Some anti-poverty advocates have criticised the strategy for not containing specific goals on what proportion of EU aid should be spent on health and education. But Plassnik has pointed out that its aim is to allow African countries to develop independently of outside help. Europe will benefit if greater peace can be achieved in Africa, she added, as this should result in fewer people seeking to migrate.

Discussions are also to take place within the next few months about redefining what constitutes development aid.

Currently the Organisation for Economic Co-operation and Development (OECD) does not consider aid for peacekeeping by armies as development assistance. Nonetheless, several EU countries are pressing for it to broaden the parameters of aid.
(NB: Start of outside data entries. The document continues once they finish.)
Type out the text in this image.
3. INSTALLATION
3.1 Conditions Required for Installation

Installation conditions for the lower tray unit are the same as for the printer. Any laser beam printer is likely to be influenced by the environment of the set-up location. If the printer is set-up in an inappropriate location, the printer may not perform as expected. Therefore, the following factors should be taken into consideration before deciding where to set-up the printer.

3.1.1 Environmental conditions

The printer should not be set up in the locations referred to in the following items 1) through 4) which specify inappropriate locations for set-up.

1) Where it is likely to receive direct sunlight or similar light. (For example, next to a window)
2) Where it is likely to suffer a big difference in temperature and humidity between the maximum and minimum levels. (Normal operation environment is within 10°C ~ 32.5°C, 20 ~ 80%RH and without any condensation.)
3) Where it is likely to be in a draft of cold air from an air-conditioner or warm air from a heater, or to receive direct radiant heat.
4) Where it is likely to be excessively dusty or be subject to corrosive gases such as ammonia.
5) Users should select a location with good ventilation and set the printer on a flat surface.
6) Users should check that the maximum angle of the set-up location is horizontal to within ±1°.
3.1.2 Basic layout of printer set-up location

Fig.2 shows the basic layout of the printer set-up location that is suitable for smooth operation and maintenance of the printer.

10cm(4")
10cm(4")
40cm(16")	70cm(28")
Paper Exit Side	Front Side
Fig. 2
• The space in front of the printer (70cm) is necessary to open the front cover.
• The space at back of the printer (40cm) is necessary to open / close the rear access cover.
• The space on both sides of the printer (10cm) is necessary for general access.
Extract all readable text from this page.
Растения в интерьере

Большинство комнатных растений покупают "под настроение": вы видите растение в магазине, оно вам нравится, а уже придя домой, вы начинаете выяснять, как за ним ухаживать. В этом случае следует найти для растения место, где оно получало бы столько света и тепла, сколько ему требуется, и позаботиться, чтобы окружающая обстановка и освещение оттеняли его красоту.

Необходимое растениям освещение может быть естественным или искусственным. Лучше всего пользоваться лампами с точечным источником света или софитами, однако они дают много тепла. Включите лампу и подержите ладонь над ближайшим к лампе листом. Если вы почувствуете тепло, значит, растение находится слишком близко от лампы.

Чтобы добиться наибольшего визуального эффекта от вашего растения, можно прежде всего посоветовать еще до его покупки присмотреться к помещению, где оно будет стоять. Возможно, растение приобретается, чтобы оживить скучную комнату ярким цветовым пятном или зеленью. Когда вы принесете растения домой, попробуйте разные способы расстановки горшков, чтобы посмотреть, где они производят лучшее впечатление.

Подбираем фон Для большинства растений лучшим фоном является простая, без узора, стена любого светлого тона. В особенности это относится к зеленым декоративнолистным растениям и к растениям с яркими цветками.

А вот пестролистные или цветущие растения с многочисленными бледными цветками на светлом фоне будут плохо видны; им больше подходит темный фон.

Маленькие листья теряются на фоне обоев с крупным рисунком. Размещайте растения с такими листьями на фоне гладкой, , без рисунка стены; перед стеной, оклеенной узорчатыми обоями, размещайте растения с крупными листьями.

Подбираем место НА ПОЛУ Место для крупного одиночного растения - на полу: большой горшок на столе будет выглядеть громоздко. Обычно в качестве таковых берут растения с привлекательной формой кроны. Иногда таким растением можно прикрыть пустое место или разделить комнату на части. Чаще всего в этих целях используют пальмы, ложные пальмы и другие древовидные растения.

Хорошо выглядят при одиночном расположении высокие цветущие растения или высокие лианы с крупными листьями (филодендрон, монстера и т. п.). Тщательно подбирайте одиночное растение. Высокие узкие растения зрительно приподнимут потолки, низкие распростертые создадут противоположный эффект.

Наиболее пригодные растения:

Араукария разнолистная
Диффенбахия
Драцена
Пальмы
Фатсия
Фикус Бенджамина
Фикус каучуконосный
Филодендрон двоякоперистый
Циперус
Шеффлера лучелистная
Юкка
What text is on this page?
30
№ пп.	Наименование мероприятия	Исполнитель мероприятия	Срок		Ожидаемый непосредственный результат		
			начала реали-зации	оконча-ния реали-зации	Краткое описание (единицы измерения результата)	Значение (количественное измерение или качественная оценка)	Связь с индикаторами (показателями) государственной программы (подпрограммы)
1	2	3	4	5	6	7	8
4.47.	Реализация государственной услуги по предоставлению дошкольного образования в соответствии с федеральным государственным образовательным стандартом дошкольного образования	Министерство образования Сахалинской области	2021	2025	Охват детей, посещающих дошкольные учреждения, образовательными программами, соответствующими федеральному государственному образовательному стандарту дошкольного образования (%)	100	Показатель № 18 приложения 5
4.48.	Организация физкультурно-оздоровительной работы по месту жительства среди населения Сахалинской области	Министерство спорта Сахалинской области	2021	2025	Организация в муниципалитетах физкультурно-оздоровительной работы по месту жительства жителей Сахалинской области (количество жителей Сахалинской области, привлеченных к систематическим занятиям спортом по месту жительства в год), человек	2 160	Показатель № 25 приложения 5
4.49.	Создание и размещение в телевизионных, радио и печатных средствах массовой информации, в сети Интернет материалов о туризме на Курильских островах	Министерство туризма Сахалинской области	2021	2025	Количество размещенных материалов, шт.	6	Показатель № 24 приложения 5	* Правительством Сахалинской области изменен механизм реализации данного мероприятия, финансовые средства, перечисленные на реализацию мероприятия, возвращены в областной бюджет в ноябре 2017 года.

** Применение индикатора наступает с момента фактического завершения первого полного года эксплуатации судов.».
The Union has already effectively done this by using the European Development Fund to finance a peacekeeping mission in Sudan.

Efforts to redefine aid will more than likely be contested by the European Parliament. In the past fortnight, the European Commission has been formally notified that the Parliament has mounted legal action over a EUR 5 million anti-terrorist scheme in the Philippines. The scheme has been supported by development aid earmarked for Asia and Latin America and, according to MEPs, such funding lacks a solid legal base in the Union's treaties.

Article is part of a European Voice Special Report previewing the Austrian Presidency of the European Union, January - June 2006, and says that ensuring effective development aid programmes will be a challenge for Austria.